The Jennifer Crumbley Conflict - Culture Proof

The Jennifer Crumbley Conflict

On Tuesday, February 6, 2024, Jennifer Crumbley became the first parent in the U.S. to be found guilty of involuntary manslaughter for a mass shooting that her son committed. At first, she will not likely be the last. Her husband, James Crumbley, is scheduled for trial this March. Unless he convinces a jury of his innocence, he will be found guilty of the same charges as his wife.

On November 30, 2021, their son, Ethan Crumbley, shot and killed four classmates inside Oxford High School in Michigan. The Crumbleys, according to prosecutors, not only ignored their son’s mental health issues, but they also purchased him a gun. Ethan entered his high school with the gun in his backpack and ultimately used it to murder four people and injure seven others. He pled guilty to multiple charges and was sentenced to life in prison without parole in December 2023.

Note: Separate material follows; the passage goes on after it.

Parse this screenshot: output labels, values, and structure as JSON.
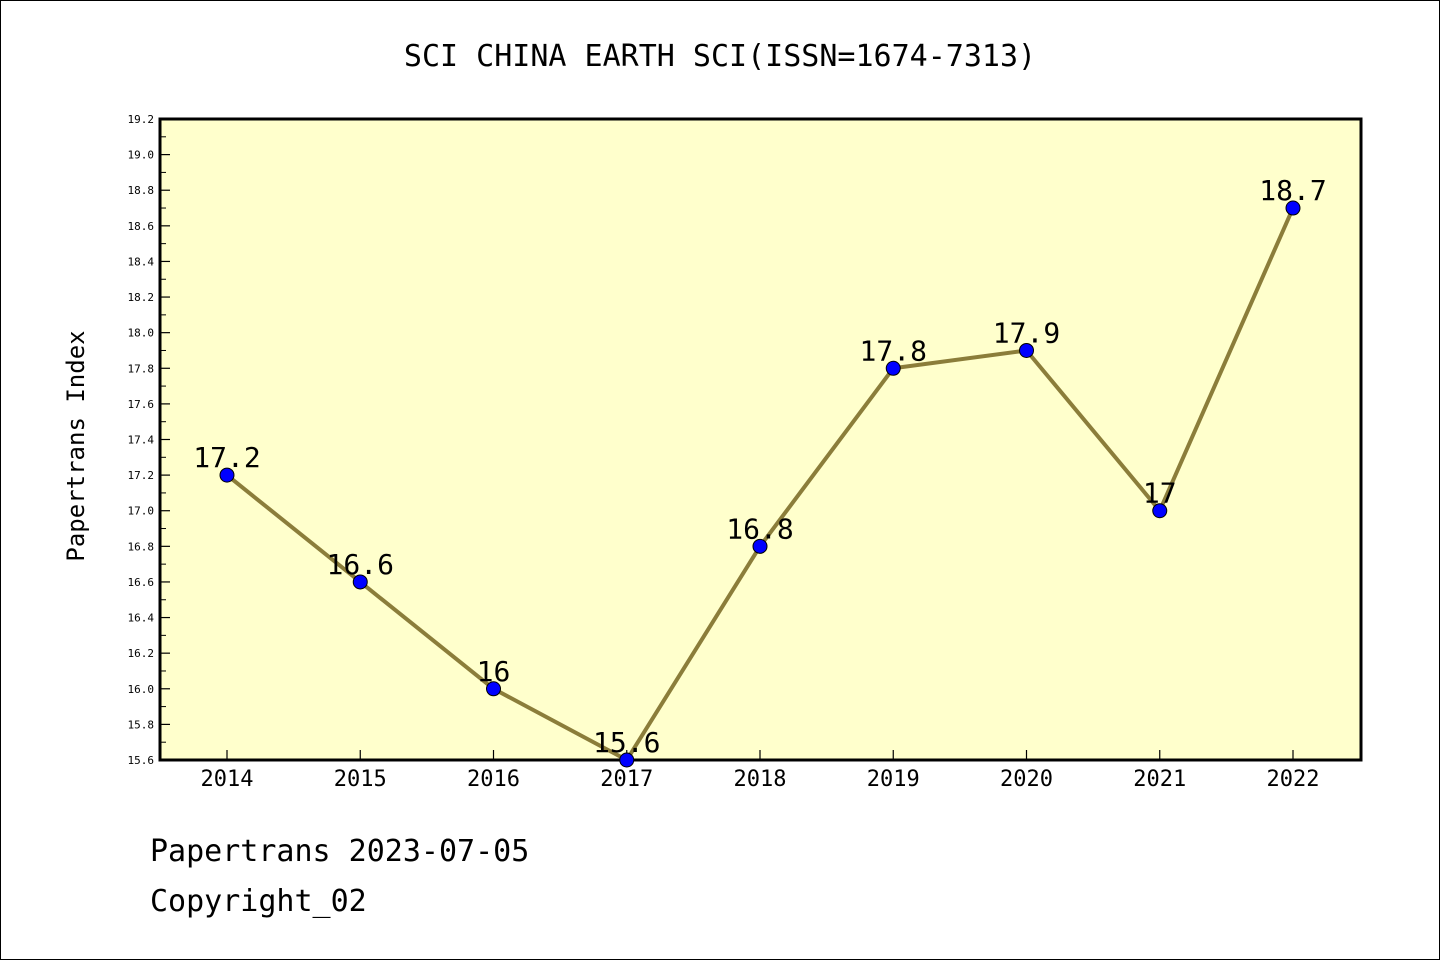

What happened? Isn’t this the question we often ask when we learn of a crime committed by a child? Don’t we automatically wonder what the parents knew? We can’t believe that the child, without warning, just decided to kill people. We expect that there were signs, and any good parent would have been aware of those signs.

Jennifer Crumbley claimed to be unaware of the extent of her son’s mental torment. Even after Ethan told her that he had seen a demon in their home, she didn’t believe his condition warranted professional help. According to USA Today, Ethan kept a journal, and one of his entries included, “I have zero HELP for my mental problems and it’s causing me to shoot up the school”.

On the morning of the shooting, Ethan’s parents were called to the school because of disturbing images Ethan had drawn, including a gun and a bleeding body, along with which he wrote, “The thoughts won’t stop. Help me.” Even then, his parents did not think they needed to inform the school that their son had a gun and full access to it. Rather than sending Ethan home, the school thought it was better for him to be around peers. Two hours later, the first gunshots rang out.

I believe this case causes a conflict in the minds of our collective society. On one hand, we live in a culture that says parents should not be trusted to rear their children but should instead commend them to the village. Our cultural norms affirm the lie that parents are unnecessary in the growth and development of their children. Further, it seems that everywhere our children are, this lie is reinforced to some extent – online, social media, peer influence, church youth groups, and public/private schools. The chorus is, “Parents, you are dispensable, and no matter how hard you try, there will always be someone better qualified to raise your children.”

But, on the other hand, there is the Crumbley case. Maybe unintentionally, this case publicly and unequivocally acknowledges parents' responsibility to their kids. Let me repeat that slowly, “Parents have a responsibility to their kids.”

I’m unaware if the school will be on trial for what Ethan did. While the school’s leadership kept him in school after raising concerns over what he drew and wrote on the very day he committed his crimes, we accept that they couldn’t have known the extent of Ethan’s mental condition…they are not his parents.

Schools should remember this. Influencers should remember this. Glitter families should remember this. Therapists, doctors, and counselors should remember this. When we condemn those parents who do what they think is in the best interest of their children, we must remember the Crumbleys. Jennifer Crumbley’s guilty verdict says they failed to parent well. They failed to intervene. They failed to do what was in their child's and his classmates' best interest. They just left Ethan to himself. This is bad parenting. They failed their son.

Jennifer Crumbley’s guilty verdict reveals a biblical principle. Proverbs 19:18 says, “Chasten your son while there is hope, And do not set your heart on his destruction” (NKJV). James and Jennifer Crumbley’s failure to discipline their son and compassionately care for him makes them culpable for his actions in real-time. Their failures also make them eternally responsible. What a grief!

Our culture won’t rush to this position. First, it would mean the inadvertent affirmation of Scripture. Acknowledging parental authority and responsibility writ large would mean that when parents say, “My child isn’t trans, I know him.” The “experts” would have to back off. Further, it would mean that schools would stay in their lane. The social media “glitter families” would also be robbed of their power and credibility. We would return to the biblically supported position that father knows best.

With so much to lose if our culture were to be found supporting Scripture suddenly, the Crumbley cases would quickly become cases about gun control, not parental control. That’s easier to argue. Rest assured that the secular culture will not forfeit any power, arguing instead that Ethan should not have had a gun, willfully disregarding the fact that it was a gun his irresponsible parents gave him.

For those who are culture-proof, we see this for what it is, and it bolsters our confidence in the authoritative Word of God.